Alan Smith

Personal information
- Full name: Montagu(e) Alan Smith
- Born: 8 February 1944 (age 81) Overton, Wakefield, England

Playing information
- Position: Wing
Club
| Years | Team | Pld | T | G | FG | P |
| 1962–83 | Leeds | 469 | 283 | 0 | 0 | 849 |
Representative
| Years | Team | Pld | T | G | FG | P |
| 1968–70 | England | 3 | 4 | 0 | 0 | 12 |
| 1970–73 | Great Britain | 10 | 3 | 0 | 0 | 9 |
- Source:

= Alan Smith (rugby league, born 1944) =

Great Britain and England international rugby league footballer

Montagu(e) Alan Smith (born 8 February 1944) is an English former professional rugby league footballer who played in the 1960s, 1970s and 1980s. He played at representative level for Great Britain and England, and at club level for Leeds, as a .

==Background==
Alan Smith was born in Overton, Wakefield, West Riding of Yorkshire, and as a child he lived on a farm in the village.

==Playing career==
===International honours===
Alan Smith won caps for England while at Leeds in 1968 against Wales, in 1970 against Wales, and France, in the 1975 Rugby League World Cup against Australia, and won caps for Great Britain while at Leeds in 1970 against Australia (2 matches), New Zealand (3 matches), in the 1970 Rugby League World Cup against Australia (2 matches), in 1971 against France (2 matches), and in 1973 against Australia.
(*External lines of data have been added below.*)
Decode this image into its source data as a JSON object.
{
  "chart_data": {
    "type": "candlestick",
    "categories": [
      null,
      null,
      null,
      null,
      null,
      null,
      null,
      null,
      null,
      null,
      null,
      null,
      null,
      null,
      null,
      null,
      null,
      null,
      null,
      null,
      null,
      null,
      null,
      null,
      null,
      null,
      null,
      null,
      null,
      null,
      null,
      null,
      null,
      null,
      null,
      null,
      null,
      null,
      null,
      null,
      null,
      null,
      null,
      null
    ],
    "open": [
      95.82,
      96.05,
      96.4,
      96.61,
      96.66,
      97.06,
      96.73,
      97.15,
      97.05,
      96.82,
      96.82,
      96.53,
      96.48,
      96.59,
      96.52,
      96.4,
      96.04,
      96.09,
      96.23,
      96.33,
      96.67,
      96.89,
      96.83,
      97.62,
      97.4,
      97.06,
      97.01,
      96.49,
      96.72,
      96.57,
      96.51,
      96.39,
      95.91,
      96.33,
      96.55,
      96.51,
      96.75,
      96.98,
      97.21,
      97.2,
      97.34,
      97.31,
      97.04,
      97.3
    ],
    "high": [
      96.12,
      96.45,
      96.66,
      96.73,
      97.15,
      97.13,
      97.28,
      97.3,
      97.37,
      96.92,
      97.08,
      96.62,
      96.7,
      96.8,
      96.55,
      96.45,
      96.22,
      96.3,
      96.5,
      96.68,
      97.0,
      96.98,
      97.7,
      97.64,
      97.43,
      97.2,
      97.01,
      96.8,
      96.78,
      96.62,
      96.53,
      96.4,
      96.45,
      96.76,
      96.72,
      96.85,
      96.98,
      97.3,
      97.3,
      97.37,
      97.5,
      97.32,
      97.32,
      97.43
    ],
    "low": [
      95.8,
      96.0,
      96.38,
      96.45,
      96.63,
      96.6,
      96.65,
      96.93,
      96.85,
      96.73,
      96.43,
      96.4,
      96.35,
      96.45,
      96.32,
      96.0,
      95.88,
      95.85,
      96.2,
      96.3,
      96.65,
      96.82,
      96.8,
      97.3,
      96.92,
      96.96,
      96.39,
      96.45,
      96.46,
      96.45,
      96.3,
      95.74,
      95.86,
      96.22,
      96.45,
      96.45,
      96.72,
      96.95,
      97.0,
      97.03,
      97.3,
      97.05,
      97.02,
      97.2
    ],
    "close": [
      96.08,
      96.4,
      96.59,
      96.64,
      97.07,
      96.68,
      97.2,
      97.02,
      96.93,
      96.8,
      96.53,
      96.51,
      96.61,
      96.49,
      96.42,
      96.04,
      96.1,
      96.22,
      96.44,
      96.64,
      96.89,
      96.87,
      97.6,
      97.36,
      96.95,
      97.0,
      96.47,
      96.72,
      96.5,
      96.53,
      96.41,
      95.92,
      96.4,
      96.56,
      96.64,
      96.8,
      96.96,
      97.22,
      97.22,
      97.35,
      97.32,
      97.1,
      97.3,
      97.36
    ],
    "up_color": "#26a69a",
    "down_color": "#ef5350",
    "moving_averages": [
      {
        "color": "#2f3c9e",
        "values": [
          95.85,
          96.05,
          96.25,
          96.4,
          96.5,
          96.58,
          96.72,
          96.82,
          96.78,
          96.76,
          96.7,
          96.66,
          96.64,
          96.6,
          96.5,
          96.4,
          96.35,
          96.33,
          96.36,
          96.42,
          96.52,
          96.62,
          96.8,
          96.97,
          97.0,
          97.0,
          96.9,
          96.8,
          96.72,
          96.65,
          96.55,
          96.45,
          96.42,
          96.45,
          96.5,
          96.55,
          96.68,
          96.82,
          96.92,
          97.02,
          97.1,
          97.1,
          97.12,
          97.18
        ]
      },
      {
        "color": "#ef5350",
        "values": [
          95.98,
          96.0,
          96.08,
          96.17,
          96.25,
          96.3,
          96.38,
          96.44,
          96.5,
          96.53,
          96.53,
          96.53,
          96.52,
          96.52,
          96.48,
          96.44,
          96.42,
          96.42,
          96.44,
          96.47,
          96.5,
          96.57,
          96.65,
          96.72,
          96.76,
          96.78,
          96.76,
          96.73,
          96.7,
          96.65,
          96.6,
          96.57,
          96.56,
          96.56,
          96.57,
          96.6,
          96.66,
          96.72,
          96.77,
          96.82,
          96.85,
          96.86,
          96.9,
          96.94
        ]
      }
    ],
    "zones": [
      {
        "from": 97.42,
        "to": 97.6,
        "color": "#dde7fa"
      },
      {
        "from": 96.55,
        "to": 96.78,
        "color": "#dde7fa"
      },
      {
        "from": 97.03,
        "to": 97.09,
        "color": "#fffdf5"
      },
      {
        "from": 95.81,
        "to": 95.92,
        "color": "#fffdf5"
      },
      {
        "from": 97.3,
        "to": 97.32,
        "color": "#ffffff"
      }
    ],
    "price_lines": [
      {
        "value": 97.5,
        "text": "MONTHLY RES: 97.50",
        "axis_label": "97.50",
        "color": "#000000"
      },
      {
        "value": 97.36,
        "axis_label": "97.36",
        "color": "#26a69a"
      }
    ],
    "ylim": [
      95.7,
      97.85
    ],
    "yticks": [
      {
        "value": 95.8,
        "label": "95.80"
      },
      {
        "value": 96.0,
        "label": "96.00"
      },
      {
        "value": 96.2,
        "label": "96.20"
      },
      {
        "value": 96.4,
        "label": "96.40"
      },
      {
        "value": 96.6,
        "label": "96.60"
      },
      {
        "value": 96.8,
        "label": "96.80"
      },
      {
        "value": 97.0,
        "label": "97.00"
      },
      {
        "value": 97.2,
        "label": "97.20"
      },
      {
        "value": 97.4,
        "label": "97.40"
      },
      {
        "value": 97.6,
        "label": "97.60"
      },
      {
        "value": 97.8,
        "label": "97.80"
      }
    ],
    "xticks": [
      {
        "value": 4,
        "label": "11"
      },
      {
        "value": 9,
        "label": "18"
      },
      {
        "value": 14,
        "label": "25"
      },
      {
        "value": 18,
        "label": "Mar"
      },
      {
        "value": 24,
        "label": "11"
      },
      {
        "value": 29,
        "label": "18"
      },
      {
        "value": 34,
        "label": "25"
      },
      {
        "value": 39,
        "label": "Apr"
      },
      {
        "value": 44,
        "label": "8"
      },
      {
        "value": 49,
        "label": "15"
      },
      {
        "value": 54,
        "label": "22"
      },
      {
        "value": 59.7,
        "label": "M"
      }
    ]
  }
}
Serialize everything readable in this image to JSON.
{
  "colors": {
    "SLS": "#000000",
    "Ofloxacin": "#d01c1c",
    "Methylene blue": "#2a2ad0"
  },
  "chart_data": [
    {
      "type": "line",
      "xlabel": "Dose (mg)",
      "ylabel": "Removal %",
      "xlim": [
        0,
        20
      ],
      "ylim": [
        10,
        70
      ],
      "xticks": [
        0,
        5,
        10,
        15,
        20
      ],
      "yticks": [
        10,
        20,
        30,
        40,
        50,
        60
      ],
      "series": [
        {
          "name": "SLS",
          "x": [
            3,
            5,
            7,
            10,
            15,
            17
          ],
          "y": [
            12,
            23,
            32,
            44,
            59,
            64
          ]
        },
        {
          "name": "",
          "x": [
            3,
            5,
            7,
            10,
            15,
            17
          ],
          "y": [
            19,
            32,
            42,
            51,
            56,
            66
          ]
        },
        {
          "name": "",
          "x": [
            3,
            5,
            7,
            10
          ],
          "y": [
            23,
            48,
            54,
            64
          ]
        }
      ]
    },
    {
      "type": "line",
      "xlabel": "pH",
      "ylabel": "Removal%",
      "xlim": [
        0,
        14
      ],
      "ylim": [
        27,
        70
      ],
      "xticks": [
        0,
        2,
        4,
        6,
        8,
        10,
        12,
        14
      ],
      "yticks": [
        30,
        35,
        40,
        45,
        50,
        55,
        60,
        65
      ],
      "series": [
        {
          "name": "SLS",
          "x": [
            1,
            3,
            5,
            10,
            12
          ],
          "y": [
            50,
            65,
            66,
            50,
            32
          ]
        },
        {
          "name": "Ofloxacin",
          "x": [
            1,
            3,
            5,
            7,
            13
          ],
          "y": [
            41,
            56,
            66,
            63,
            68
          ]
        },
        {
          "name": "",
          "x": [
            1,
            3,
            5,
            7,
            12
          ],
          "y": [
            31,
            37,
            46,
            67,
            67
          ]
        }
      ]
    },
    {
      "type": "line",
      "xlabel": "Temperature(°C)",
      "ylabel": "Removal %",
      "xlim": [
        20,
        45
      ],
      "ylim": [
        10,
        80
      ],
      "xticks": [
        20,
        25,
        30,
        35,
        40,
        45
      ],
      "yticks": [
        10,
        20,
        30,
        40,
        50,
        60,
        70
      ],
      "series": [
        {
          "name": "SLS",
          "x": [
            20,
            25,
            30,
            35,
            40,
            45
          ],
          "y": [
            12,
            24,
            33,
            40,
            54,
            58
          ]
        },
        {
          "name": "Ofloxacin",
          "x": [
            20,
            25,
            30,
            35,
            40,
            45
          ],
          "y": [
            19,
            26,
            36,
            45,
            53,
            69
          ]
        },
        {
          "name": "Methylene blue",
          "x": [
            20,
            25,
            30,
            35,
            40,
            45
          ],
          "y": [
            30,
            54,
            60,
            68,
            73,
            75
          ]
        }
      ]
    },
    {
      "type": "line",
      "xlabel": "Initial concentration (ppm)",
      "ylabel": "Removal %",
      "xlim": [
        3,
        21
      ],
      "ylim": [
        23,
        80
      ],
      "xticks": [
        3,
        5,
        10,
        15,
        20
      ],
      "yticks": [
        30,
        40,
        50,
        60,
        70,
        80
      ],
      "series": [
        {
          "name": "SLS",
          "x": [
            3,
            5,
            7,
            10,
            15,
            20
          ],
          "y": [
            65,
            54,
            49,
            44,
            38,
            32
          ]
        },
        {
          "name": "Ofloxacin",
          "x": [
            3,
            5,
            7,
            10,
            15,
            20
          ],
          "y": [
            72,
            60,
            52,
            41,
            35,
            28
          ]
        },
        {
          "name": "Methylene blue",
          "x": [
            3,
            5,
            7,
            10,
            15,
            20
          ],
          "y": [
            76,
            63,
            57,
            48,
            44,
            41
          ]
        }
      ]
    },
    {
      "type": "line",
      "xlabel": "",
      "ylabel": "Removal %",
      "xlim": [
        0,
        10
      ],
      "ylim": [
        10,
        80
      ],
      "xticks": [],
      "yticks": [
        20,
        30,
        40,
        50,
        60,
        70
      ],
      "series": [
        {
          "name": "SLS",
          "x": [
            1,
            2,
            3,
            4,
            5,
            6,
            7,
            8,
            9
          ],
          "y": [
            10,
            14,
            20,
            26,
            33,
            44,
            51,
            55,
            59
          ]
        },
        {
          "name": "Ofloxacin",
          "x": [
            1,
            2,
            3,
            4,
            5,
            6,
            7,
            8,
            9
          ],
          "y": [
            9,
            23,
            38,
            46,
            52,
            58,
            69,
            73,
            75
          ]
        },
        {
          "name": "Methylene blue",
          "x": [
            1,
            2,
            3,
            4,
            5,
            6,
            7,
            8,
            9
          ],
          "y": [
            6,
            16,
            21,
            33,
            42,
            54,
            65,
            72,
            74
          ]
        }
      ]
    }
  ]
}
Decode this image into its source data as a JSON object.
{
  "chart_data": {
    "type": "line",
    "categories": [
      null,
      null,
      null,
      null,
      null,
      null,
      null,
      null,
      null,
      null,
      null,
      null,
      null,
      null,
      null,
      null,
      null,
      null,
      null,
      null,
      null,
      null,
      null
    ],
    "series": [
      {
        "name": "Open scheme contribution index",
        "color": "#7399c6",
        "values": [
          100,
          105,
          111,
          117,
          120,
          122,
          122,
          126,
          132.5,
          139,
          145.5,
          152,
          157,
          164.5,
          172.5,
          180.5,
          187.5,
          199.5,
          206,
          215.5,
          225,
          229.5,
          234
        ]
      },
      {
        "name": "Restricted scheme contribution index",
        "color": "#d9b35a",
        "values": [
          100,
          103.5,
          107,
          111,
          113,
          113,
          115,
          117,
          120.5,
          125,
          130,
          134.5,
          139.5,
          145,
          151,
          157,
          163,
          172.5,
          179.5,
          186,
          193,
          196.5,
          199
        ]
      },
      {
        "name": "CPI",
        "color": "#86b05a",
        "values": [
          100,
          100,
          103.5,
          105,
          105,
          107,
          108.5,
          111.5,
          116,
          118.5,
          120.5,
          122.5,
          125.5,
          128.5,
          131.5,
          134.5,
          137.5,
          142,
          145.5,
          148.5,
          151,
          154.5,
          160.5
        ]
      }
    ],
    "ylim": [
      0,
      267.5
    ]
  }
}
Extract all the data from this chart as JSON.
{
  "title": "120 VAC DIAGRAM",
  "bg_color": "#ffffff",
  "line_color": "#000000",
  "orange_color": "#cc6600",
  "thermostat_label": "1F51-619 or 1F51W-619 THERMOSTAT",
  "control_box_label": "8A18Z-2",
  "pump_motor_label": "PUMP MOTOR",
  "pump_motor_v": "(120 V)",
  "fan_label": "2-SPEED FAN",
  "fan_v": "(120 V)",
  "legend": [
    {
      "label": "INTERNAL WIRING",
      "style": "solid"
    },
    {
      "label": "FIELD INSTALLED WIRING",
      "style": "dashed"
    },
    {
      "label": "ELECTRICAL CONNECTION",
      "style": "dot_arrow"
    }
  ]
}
===Challenge Cup Final appearances===
Alan Smith played on the in Leeds' 11–10 victory over Wakefield Trinity in the 1968 Challenge Cup "Watersplash" Final during the 1967–68 season at Wembley Stadium, London on Saturday 11 May 1968, in front of a crowd of 87,100, played on the wing in the 13–16 defeat by St. Helens in the 1972 Challenge Cup Final during the 1971–72 season at Wembley Stadium on Saturday 13 May 1972, and played on the wing in the 16–7 victory over Widnes in the 1977 Challenge Cup Final during the 1976–77 season at Wembley Stadium on Saturday 7 May 1977, in front of a crowd of 80,871.

===County Cup Final appearances===
Alan Smith played on the wing and scored a try in Leeds' 22–11 victory over Castleford in the 1968 Yorkshire Cup Final during the 1968–69 season at Belle Vue, Wakefield on Saturday 19 October 1968, played on the wing, and scored 2 tries in the 23–7 victory over Featherstone Rovers in the 1970 Yorkshire Cup Final during the 1970–71 season at Odsal Stadium, Bradford on Saturday 21 November 1970, played on the wing in the 36–9 victory over Dewsbury in the 1972 Yorkshire Cup Final during the 1972–73 season at Odsal Stadium on Saturday 7 October 1972, played on the wing in the 15–11 victory over Hull Kingston Rovers in the 1975 Yorkshire Cup Final during the 1975–76 season at Headingley, Leeds on Saturday 15 November 1975, played on the wing, scored 2 tries, and was man of the match winning the White Rose Trophy in the 15–6 victory over Halifax in the 1979 Yorkshire Cup Final during the 1979–80 season at Headingley on Saturday 27 October 1979, and played on the wing, and scored a try in the 8–7 victory over Hull Kingston Rovers in the 1980 Yorkshire Cup Final during the 1980–81 season at Fartown Ground, Huddersfield on Saturday 8 November 1980. The record for the most tries in a Yorkshire Cup Final is 4 tries, and is jointly held by; Stan Moorhouse, Alan Smith, and Stanley Smith.

===BBC2 Floodlit Trophy Final appearances===
Alan Smith played on the wing in Leeds' 9–5 victory over St. Helens in the 1970 BBC2 Floodlit Trophy Final during the 1970–71 season at Headingley on Tuesday 15 December 1970.

===Player's No.6 Trophy Final appearances===
Alan Smith played on the wing in Leeds' 12–7 victory over Salford in the 1972–73 Player's No.6 Trophy Final during the 1972–73 season at Fartown Ground, Huddersfield on Saturday 24 March 1973.